Robust generic model feedback under model uncertainties: Application of a tubular reactor for the treatment of industrial plating wastewater

The goal of this work is to describe the design of a feedback controller to regulate the Hexavalent chromium (Cr (VI)) concentration in industrial plating wastewater in a tubular reactor. Cr(VI) is a major pollutant present in industrial wastewaters common to the metal and mineral processing as well as to plating industries. For control purposes, a dynamic model of a plug flow reactor with dispersion is developed in the form of partial differential equations (PDE) via applying classical conservation principles; this model is experimentally corroborated using laboratory data. The proposed controller is based on uncertainty observer to infer unknown terms as diffusive transport and Cr(VI) kinetic rate; also Generic Model Controller (GMC) is coupled with this estimation methodology to provide robustness against model uncertainties.

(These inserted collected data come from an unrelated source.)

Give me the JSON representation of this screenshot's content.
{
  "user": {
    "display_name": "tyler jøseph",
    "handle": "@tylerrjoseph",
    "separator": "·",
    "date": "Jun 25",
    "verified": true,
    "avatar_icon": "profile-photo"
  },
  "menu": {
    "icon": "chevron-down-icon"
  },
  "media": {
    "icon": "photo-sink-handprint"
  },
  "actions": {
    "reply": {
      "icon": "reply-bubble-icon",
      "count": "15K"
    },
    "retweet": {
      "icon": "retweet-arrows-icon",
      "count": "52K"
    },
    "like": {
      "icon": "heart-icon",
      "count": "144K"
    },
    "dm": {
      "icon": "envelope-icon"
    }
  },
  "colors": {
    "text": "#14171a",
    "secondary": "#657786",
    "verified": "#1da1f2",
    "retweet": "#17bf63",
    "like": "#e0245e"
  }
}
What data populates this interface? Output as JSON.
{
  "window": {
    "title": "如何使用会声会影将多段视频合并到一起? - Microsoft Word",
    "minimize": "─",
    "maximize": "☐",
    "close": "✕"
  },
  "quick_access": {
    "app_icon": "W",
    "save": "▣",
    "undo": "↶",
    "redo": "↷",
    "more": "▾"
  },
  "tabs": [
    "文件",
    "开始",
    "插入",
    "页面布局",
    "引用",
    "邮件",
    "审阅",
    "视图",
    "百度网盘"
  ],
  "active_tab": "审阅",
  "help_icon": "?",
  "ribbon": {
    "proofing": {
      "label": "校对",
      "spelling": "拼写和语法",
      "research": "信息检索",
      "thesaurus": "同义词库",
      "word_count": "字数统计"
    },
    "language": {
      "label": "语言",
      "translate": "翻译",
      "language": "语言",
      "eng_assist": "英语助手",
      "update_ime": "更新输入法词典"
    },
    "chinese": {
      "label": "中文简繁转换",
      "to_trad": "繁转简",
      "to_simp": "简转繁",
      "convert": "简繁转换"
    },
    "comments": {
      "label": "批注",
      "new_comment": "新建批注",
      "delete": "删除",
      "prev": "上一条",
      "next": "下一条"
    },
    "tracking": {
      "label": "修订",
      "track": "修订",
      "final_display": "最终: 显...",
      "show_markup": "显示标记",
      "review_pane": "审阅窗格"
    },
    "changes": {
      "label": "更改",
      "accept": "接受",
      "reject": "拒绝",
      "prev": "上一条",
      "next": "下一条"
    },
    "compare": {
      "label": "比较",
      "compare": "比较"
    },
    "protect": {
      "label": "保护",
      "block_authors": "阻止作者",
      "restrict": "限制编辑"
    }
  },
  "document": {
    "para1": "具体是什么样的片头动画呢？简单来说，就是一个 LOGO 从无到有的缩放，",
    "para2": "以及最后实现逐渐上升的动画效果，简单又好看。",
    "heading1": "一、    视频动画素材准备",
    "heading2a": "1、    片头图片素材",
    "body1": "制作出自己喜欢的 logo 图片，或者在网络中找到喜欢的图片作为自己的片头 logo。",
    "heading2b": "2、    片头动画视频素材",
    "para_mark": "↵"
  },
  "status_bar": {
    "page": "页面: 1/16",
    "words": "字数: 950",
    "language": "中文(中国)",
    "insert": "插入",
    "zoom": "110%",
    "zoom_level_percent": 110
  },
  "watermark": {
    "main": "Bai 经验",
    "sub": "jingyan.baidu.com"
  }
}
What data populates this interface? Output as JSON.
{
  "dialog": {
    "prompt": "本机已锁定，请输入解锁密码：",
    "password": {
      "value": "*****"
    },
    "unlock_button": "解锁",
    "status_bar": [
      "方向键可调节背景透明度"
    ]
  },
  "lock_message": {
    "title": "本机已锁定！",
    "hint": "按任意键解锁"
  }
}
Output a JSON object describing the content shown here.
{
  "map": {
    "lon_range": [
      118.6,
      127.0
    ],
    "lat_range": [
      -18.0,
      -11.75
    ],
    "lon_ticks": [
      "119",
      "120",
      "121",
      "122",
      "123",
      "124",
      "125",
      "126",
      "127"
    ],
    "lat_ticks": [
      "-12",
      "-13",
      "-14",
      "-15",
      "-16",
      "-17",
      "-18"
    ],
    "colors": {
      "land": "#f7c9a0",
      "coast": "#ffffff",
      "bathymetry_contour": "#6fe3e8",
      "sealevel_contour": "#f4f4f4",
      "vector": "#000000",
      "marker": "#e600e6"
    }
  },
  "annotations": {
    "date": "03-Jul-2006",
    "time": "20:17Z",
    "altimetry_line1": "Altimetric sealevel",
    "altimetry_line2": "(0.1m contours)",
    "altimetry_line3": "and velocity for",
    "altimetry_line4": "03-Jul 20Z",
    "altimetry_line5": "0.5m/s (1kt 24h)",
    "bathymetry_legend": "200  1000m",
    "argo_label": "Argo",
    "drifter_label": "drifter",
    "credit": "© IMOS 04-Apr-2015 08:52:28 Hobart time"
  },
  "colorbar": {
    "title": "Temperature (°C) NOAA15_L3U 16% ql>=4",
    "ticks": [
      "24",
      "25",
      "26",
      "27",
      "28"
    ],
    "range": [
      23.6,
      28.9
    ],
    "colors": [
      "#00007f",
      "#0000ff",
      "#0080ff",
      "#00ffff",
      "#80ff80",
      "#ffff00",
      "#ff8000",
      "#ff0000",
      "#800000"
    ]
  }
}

The controller leads to nonlinear PID plus double integral action, where the tuning rules are given in terms of the observer and GMC gains. A theoretical frame is given in order to show the stability properties of the closed-loop system under the proposed controller. Numerical simulation illustrates performance of the methodology proposed; a comparison with observer based I/O linearizing controller and a well tuned PID controller is done, which allows concluding that the observer based Generic Model Controller exhibits better performance.